4. Under-promise and over-deliver. When somebody asks exactly when you plan to show up, do you do that thing where you don’t want the person to get irritated so you say, “I’m leaving in five minutes”? Even though you know it’s going to take at least 30 minutes to finish the document … and that you have to send off a bunch of emails before you can leave? What happens? You not only arrive an hour later than you promised, but you prove yourself an unreliable witness. This is a really easy and well-intentioned way to destroy someone’s trust in you. Why not do it in reverse? Promise you’ll have the documents ready by Friday, but call Wednesday to schedule time Thursday morning for the client to come in and sign. Surprise!
5. Say thank you often. That client doesn’t have to choose you. There are plenty of other lawyers out there. So don’t get confused about who is doing who a favor. Say thank you when she returns your call promptly. Say thank you when you are referred to someone she knows, and when you are paid, and when you are complimented … even when she thanks you. “No. Thank you. It’s been a pleasure to work with you.”
BONUS: Ask how you did. When it’s all over, that’s when you want feedback. And don’t get all balled up in thinking that since your client isn’t a lawyer he isn’t really a good judge of your performance. (Read what Roy Ginsburg says about the one thing clients can judge quite accurately.) Because it doesn’t matter whether the feedback is an “accurate” assessment, it will be the truth about what your client thinks. And what he thinks, rightly or wrongly, is what will make him come back again … or not. And boy, will he be surprised when you ask!

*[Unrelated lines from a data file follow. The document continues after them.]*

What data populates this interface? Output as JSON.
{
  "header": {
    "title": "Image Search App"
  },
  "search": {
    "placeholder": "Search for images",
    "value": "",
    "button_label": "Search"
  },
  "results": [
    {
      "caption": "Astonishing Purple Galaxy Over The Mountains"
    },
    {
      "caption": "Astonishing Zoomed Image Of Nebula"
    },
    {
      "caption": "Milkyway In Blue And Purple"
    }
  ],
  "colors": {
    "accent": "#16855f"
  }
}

These principles may be common sense… but do you put them into practice 100% of the time? No! Not because you don’t want to or because you’re basically a rude person. No, it’s because you get busy and laser focused on the matter you’re working on.
I worked with a client this morning, and he observed that the most valuable thing that he’s learned while working with me is that business development is equally as important as the legal work. “Before you, I thought it was secondary… when and if I had time.”
I tell you… there’s nothing more important then to dazzle your clients with whatever means you can… brilliant lawyering, a smile and a thank you… or just doing what you said you would do! Do it in such a way that they will tell the story over and over again to anyone who will listen. That is what business development all about.